«Une pause pour ma «saudade»

DANS LA TETE DE BARAK OBAMA

«Le progrès se fait par étapes, ce n’est pas encore ça, mais c’est mieux qu’il y a 50 ans, il faut être persévérant, patient, garder espoir»… Michelle, je deviens aussi mou que ces nuances que je mets partout, aussi flasque qu’un vieux Blanc trop maigre, aussi ennuyeux qu’un intellectuel ne connaissant plus la dureté du réel. Pourtant, oui, il faut être patient, penser au passé dans le présent, à l’histoire qui pèse encore de tout son poids, empêchant les lois et les réformes de s’appliquer toujours dans les mentalités.

Les choses changent trop lentement pour une vie d’homme, mes épaules de président s’atrophient et je désespère d’immobilisme. In God we trust.Oui. Mais à force de s’en remettre à lui… Et si notre devise avait été «Liberté, égalité, fraternité»? On ne va quand même pas se mettre à admirer les Français… Nous, on a Dieu, la liberté, mais aucun ne me sert de moteur, Michelle, et je m’éteins d’être aussi métis.
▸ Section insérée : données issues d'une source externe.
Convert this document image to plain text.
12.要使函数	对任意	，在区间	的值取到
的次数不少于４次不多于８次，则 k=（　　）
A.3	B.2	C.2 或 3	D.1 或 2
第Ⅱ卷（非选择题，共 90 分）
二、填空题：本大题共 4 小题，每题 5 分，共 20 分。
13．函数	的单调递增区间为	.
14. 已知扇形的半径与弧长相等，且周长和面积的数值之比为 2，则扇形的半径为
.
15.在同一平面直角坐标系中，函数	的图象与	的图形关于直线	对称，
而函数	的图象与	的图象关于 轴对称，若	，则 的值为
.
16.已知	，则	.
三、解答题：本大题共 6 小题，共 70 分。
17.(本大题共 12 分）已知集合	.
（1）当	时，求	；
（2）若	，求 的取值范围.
Quoi, si Mandela me voyait? Quoi? C’est toujours plus facile de combattre quand l’injustice est partout, criante, écœurante. Plus simple de faire la révolution à l’époque de «Negroes and dogs not allowed» qu’à celle qui porte un président afro-américain à la Maison-Blanche. Je me cherche des excuses? Alors vas-y, toi, ma Noire ébène, ma forte, ma pure, ma volontaire, ma Black de Chicago alors que moi, mère blanche ou passé indonésien. Vas-y, conseille-moi. J’ai promis de développer l’utilisation de caméras embarquées par les policiers en mission. Mon ex-ministre de la Justice a ouvert deux enquêtes fédérales pour déterminer si les droits civiques des victimes avaient été violés, à Ferguson, à New York. Loretta Lynch reprend le flambeau et veillera, comme lui, comme moi.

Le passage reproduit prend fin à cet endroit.